Yu’s current research focuses on practice, algorithm, and theory of statistical machine learning, interpretable machine learning, and causal inference. Her group is engaged in interdisciplinary research with scientists from genomics, neuroscience, and precision medicine. She and her group have developed the PCS framework for veridical data science towards responsible, reliable, and transparent data analysis and decision-making. PCS stands for predictability, computability and stability. It unifies, streamlines, and expands on ideas and best practices of machine learning and statistics to uncover and address a hidden universe of uncertainties well beyond sample-sample uncertainty in a data science life cycle.

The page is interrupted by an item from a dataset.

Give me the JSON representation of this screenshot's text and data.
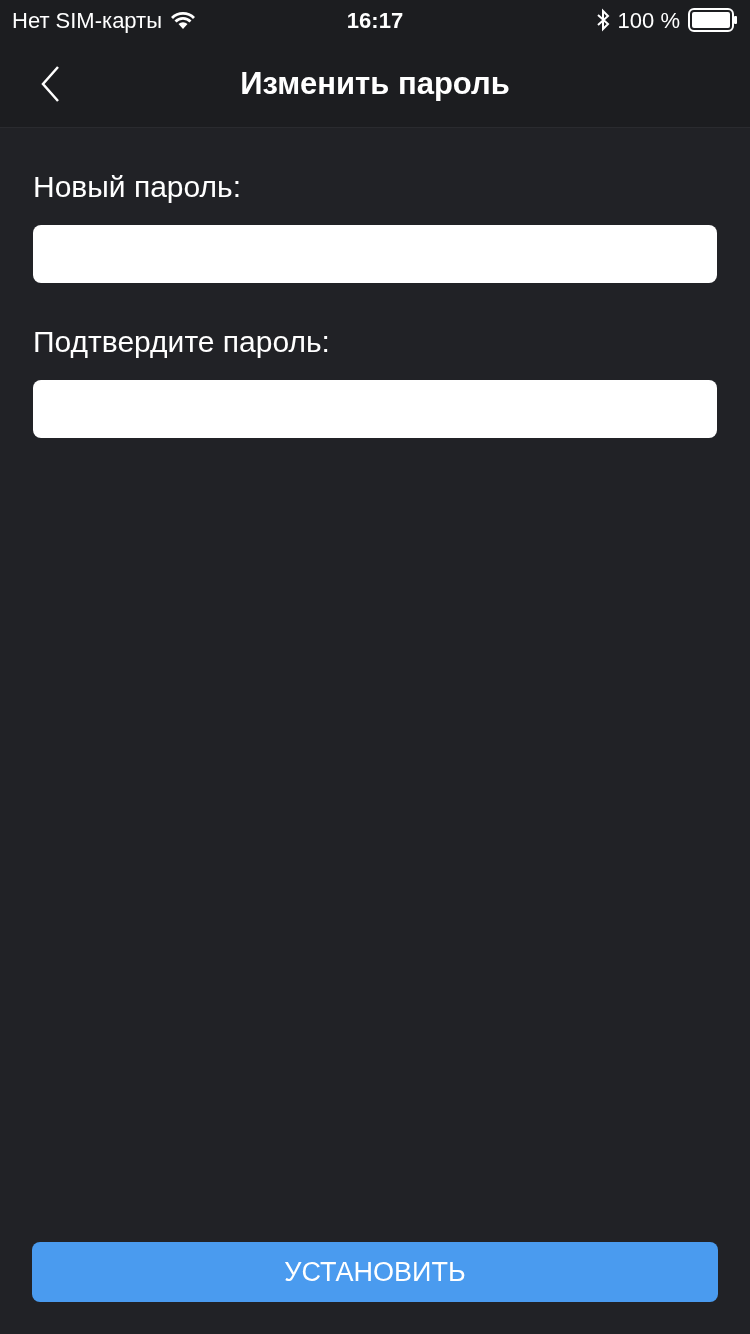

In the past, she jointly developed a highly cited spatially adaptive wavelet image denoising method and a low-complexity low-delay perceptually lossless audio coder that was incorporated in Bose wireless speakers. She also co-developed a fast and well-validated Arctic cloud detection algorithm. Her collaborative paper in 2011 with the Gallant Lab at Berkeley on movie reconstruction from fMRI brain signals received extensive and intensive coverages by numerous media outlets, including The Economist, Forbes, Der Spiegel, Daily Mail, New Scientist and Massachusetts Institute of Technology (MIT) Technology Review. This work was named one of the best 50 inventions in 2011 by the Time Magazine. She and collaborators mapped a cell’s destiny in Drosophila via stability-driven NMF, and used the PCS framework to stress-test or internally validate clinical decision rules used in the ER. Previously, she pioneered Vapnik-Chervonenkis (VC) type theory needed for asymptotic analysis of time series and spatio-temporal processes. She made fundamental contributions to information theory and statistics through work on minimum description length (MDL) and entropy estimation. Recently, she and her collaborators developed iterative random forests (iRF), X-learner for heterogeneous treatment effect estimation in causal inference, hierarchical shrinkage (HS) decision trees, and Fast and interpretable greedy trees (FIGS).

She is the Class of 1936 Second Chair in the College of Letters and Science and Chancellor's Distinguished Professor, Departments of Statistics and Electrical Engineering & Computer Sciences, and Center for Computational Biology at the University of California at Berkeley. She obtained her BS Degree in Mathematics from Peking University and her MS and Ph.D. Degrees in Statistics from UC Berkeley. She was an Assistant Professor at University of Wisconsin -Madison, Visiting Assistant Professor at Yale University, a Member of the Technical Staff at Lucent Bell-Labs, and a Miller Research Professor at Berkeley. She was a Visiting Faculty at MIT, ETH, Poincare Institute, Peking University, INRIA-Paris, Fields Institute at the University of Toronto, Newton Institute at Cambridge University, and the Flatiron Institute in New York City. She has also served as Chair of the Department of Statistics at UC Berkeley and had a crucial role in envisioning the intellectual and organizational vision for the Division of Computing, Data Science, and Society (CDSS) at UC Berkeley as a faculty advisory committee member.

Yu is a Member of the U.S. National Academy of Sciences and the American Academy of Arts and Sciences. She was President of the Institute of Mathematical Statistics (IMS) in 2013-2014, Guggenheim Fellow, Tukey Memorial Lecturer of the Bernoulli Society, and Rietz Lecturer of IMS. In 2018, Yu was awarded the Elizabeth L. Scott Award by COPSS for principled leadership in the international scientific community; for commitment and actions towards diversity, equity, and inclusion; for consistently mentoring and encouraging women students and new researchers in statistics and data science; and for scientific contributions to statistical and machine learning methodology at the highest scholarly level. She holds an Honorary Doctorate from The University of Lausanne, and served on the inaugural scientific advisory board of the UK Turing Institute of Data Science and AI. She is serving on the editorial board of PNAS and as a senior advisor at Simons Institute for the Theory of Computing at Berkeley. She will give the Wald Memorial Lectures of IMS at JSM in 2023.